MAJOR GENERAL JOHN Pickett, it turned out, was a graduate of Yale Medical School, added to which were a pair of doctorates—molecular biology from Harvard, and public health from UCLA. He was a pale, spare man who looked small in his uniform—he hadn't had time to change and was wearing camouflage BDUs—making his parachutist's wings look very out of place. Two colonels came with him, followed by Director Murray of the FBI, who'd raced over from the Hoover Building. The three officers came to attention as they walked in, but now the Oval Office was too small, and the President led them across the hall into the Roosevelt Room. On the way a Secret Service agent handed the general a fax that was still warm from the machine in the secretaries' room.
"Case count is now one hundred thirty-seven, according to Atlanta," Pickett said. "Fifteen cities, fifteen states, coast-to-coast."
"Hi, John," Alexandre said, taking his hand. "I've seen three of them myself."
"Alex, glad to see you, buddy." He looked up. "I guess Alex has briefed everybody in on the baseline stuff?"
"Correct," Ryan said.
"Do you have any immediate questions, Mr. President?"
"You're certain that this is a deliberate act?"
"Bombs do not go off by accident." Pickett unfolded a map. A number of cities were marked with red dots. One of his attending colonels placed three more down: San Francisco, Los Angeles, and Las Vegas.
"Convention cities. Just how I would have done it," Alexandre breathed. "Looks like Bio-War 95, John."
"Close. That's a wargame we played with the Defense Nuclear Agency. We used anthrax for that one. Alex here was one of our best for planning offensive bio," Pickett told his audience. "He was Red Team commander for this."
"Isn't that against the law?" Cathy said, her face outraged at the revelation.
"Offense and defense are two sides of the same coin, Dr. Ryan," Pickett replied, defending his former subordinate. "We have to think like the bad guys do if we're going to stop them."
"Operational concept?" the President asked. He understood that better than his wife did.
"Biological warfare at the strategic level means starting a chain reaction within your target population. You try to infect as many people as possible—and that's not very many; we're not talking nuclear weapons here.

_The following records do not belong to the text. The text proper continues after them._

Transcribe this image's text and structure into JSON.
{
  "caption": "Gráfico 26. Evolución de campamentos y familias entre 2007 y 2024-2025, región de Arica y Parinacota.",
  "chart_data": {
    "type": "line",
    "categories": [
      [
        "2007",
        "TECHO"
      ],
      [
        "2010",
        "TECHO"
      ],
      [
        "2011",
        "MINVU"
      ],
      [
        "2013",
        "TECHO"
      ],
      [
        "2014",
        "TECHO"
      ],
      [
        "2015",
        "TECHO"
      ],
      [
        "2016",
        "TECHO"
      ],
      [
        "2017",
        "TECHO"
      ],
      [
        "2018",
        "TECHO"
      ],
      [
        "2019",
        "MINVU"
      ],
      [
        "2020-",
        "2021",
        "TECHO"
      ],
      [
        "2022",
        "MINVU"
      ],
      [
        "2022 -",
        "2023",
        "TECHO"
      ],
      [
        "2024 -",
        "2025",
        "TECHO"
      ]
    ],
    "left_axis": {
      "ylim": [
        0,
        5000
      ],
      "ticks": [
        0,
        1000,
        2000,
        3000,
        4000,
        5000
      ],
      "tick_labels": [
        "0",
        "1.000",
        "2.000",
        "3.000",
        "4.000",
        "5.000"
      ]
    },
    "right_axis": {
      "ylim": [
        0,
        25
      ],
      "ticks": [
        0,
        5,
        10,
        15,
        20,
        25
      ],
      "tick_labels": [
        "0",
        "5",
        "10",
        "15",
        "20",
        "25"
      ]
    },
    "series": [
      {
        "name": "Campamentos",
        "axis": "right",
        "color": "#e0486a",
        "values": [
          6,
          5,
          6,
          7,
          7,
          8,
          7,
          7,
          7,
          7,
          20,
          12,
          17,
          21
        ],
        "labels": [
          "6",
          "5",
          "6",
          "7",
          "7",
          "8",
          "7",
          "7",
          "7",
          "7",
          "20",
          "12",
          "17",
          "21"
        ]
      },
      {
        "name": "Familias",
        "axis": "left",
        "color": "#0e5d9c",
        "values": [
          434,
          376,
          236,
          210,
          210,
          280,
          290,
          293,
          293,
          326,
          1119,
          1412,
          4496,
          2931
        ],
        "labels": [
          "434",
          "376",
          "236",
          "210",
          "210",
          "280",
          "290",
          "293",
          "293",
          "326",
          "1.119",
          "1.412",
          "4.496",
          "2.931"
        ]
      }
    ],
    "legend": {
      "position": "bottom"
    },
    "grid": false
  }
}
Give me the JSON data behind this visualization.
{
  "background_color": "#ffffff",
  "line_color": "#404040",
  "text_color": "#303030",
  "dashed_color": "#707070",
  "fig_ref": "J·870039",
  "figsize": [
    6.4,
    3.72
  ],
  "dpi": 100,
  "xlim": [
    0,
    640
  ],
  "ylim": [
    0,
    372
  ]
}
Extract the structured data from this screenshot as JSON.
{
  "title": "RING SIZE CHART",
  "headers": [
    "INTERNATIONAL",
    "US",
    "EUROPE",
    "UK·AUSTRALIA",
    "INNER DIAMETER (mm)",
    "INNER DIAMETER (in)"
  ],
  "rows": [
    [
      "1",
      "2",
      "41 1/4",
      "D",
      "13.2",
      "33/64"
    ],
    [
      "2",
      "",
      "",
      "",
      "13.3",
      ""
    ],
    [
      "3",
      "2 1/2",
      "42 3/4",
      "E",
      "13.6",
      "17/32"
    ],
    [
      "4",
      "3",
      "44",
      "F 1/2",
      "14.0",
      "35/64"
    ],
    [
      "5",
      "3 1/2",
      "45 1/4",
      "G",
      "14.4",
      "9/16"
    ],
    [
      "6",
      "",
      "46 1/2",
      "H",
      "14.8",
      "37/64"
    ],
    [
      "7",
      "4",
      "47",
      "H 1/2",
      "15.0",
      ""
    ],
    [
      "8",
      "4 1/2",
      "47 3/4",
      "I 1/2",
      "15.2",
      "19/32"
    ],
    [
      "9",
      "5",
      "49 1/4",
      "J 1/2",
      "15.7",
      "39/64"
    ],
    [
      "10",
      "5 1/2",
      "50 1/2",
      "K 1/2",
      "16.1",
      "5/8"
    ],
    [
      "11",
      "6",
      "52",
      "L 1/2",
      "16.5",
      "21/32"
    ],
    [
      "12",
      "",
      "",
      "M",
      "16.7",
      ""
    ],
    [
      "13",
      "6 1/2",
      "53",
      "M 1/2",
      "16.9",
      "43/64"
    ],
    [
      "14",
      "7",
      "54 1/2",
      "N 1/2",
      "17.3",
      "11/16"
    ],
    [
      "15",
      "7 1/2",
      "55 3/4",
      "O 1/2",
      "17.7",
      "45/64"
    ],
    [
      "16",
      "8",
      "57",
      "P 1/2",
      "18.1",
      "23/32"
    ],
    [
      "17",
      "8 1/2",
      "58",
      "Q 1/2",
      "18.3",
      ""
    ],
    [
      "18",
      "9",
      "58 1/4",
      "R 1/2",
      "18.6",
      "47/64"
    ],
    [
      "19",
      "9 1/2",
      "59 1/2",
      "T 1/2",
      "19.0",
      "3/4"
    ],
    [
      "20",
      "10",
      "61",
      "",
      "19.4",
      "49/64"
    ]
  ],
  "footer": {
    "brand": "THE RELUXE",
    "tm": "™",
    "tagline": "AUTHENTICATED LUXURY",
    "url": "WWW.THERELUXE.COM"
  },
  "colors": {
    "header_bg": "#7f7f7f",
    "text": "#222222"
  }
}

The idea is for the people, the victims, to spread it for you. That's the elegance of bio-warfare. Your victims actually do most of the killing. Any epidemic starts low and ramps up, slowly at first, like a tangential curve, and then it rockets up geometrically. So, if you're using bio in the offensive role, you try to jump-start it by infecting as large a number of people as you can, and you opt for people who travel. Las Vegas is the tip-off. It's a convention city, and sure enough they just had a big one. The conventioneers get infected, get on the airplanes to fly home, and they spread it for you."

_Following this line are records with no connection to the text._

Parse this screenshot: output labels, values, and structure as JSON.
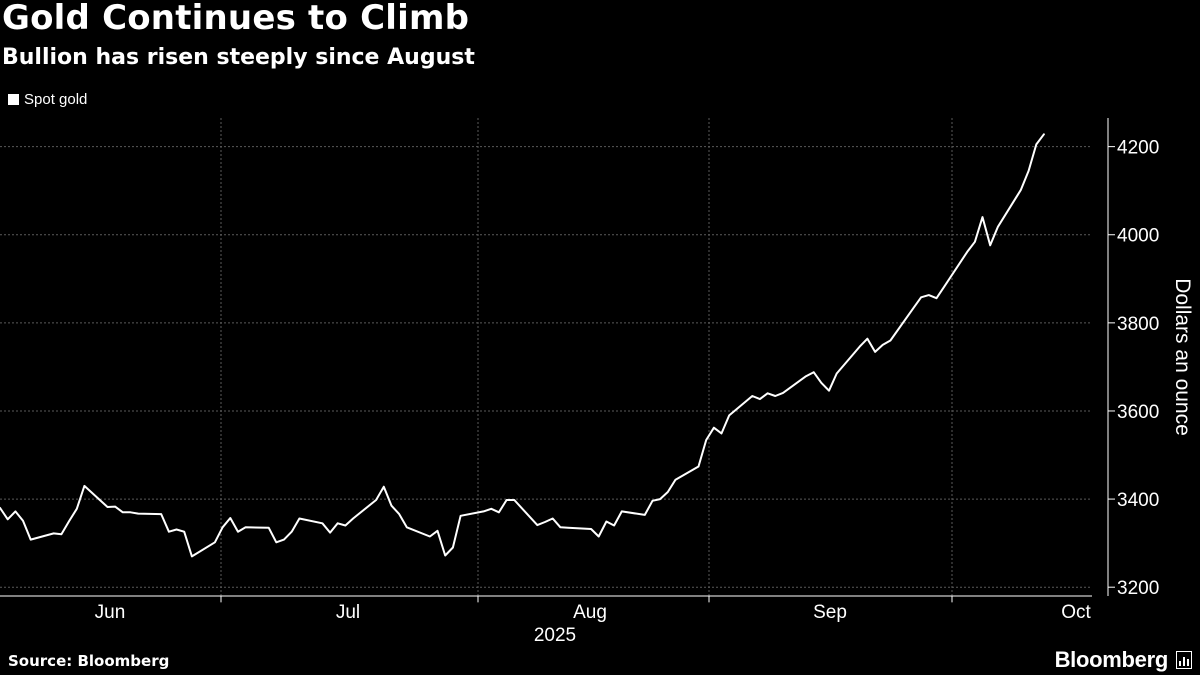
{
  "header": {
    "title": "Gold Continues to Climb",
    "subtitle": "Bullion has risen steeply since August"
  },
  "legend": {
    "label": "Spot gold"
  },
  "footer": {
    "source": "Source: Bloomberg",
    "brand": "Bloomberg"
  },
  "colors": {
    "background": "#000000",
    "line": "#ffffff",
    "grid": "#5a5a5a",
    "text": "#ffffff"
  },
  "chart_data": {
    "type": "line",
    "title": "Gold Continues to Climb",
    "subtitle": "Bullion has risen steeply since August",
    "ylabel": "Dollars an ounce",
    "xlabel": "",
    "ylim": [
      3180,
      4265
    ],
    "y_ticks": [
      3200,
      3400,
      3600,
      3800,
      4000,
      4200
    ],
    "x_tick_labels": [
      "Jun",
      "Jul",
      "Aug",
      "Sep",
      "Oct"
    ],
    "x_year_label": "2025",
    "axis_side": "right",
    "grid": true,
    "legend_position": "top-left",
    "series": [
      {
        "name": "Spot gold",
        "color": "#ffffff",
        "x": [
          "2025-05-26",
          "2025-05-27",
          "2025-05-28",
          "2025-05-29",
          "2025-05-30",
          "2025-06-02",
          "2025-06-03",
          "2025-06-04",
          "2025-06-05",
          "2025-06-06",
          "2025-06-09",
          "2025-06-10",
          "2025-06-11",
          "2025-06-12",
          "2025-06-13",
          "2025-06-16",
          "2025-06-17",
          "2025-06-18",
          "2025-06-19",
          "2025-06-20",
          "2025-06-23",
          "2025-06-24",
          "2025-06-25",
          "2025-06-26",
          "2025-06-27",
          "2025-06-30",
          "2025-07-01",
          "2025-07-02",
          "2025-07-03",
          "2025-07-04",
          "2025-07-07",
          "2025-07-08",
          "2025-07-09",
          "2025-07-10",
          "2025-07-11",
          "2025-07-14",
          "2025-07-15",
          "2025-07-16",
          "2025-07-17",
          "2025-07-18",
          "2025-07-21",
          "2025-07-22",
          "2025-07-23",
          "2025-07-24",
          "2025-07-25",
          "2025-07-28",
          "2025-07-29",
          "2025-07-30",
          "2025-07-31",
          "2025-08-01",
          "2025-08-04",
          "2025-08-05",
          "2025-08-06",
          "2025-08-07",
          "2025-08-08",
          "2025-08-11",
          "2025-08-12",
          "2025-08-13",
          "2025-08-14",
          "2025-08-15",
          "2025-08-18",
          "2025-08-19",
          "2025-08-20",
          "2025-08-21",
          "2025-08-22",
          "2025-08-25",
          "2025-08-26",
          "2025-08-27",
          "2025-08-28",
          "2025-08-29",
          "2025-09-01",
          "2025-09-02",
          "2025-09-03",
          "2025-09-04",
          "2025-09-05",
          "2025-09-08",
          "2025-09-09",
          "2025-09-10",
          "2025-09-11",
          "2025-09-12",
          "2025-09-15",
          "2025-09-16",
          "2025-09-17",
          "2025-09-18",
          "2025-09-19",
          "2025-09-22",
          "2025-09-23",
          "2025-09-24",
          "2025-09-25",
          "2025-09-26",
          "2025-09-29",
          "2025-09-30",
          "2025-10-01",
          "2025-10-02",
          "2025-10-03",
          "2025-10-06",
          "2025-10-07",
          "2025-10-08",
          "2025-10-09",
          "2025-10-10",
          "2025-10-13",
          "2025-10-14"
        ],
        "values": [
          3380,
          3354,
          3372,
          3351,
          3308,
          3322,
          3320,
          3350,
          3378,
          3430,
          3382,
          3383,
          3370,
          3370,
          3367,
          3366,
          3326,
          3331,
          3326,
          3270,
          3302,
          3336,
          3357,
          3326,
          3336,
          3335,
          3302,
          3308,
          3326,
          3356,
          3345,
          3324,
          3345,
          3340,
          3356,
          3398,
          3428,
          3385,
          3366,
          3336,
          3315,
          3328,
          3272,
          3290,
          3362,
          3372,
          3378,
          3370,
          3398,
          3398,
          3341,
          3348,
          3356,
          3336,
          3335,
          3332,
          3315,
          3349,
          3340,
          3372,
          3364,
          3396,
          3400,
          3416,
          3444,
          3474,
          3534,
          3562,
          3549,
          3590,
          3634,
          3627,
          3640,
          3634,
          3641,
          3679,
          3688,
          3664,
          3646,
          3685,
          3746,
          3764,
          3734,
          3750,
          3760,
          3834,
          3858,
          3863,
          3856,
          3882,
          3961,
          3984,
          4040,
          3976,
          4018,
          4102,
          4145,
          4205,
          4228,
          4228,
          4228,
          4228
        ]
      }
    ]
  }
}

"Any chance of discovering how they did it?" Murray asked. He showed his ID so that the general would know who he was.
"Probably a waste of time. The other nice thing about bio weapons is—well, in this case the incubation period is a minimum of three days. Whatever distribution system was used has been picked up, bagged, and trucked off to a landfill. No physical evidence, no proof of who did it to us."
"Save that for later, General. What do we do? I see a lot of states with no infection—"
"That's just for now, Mr. President. There's a three- to ten-day lead time on Ebola. We don't know how far it's gotten already. The only way we can find out is by waiting."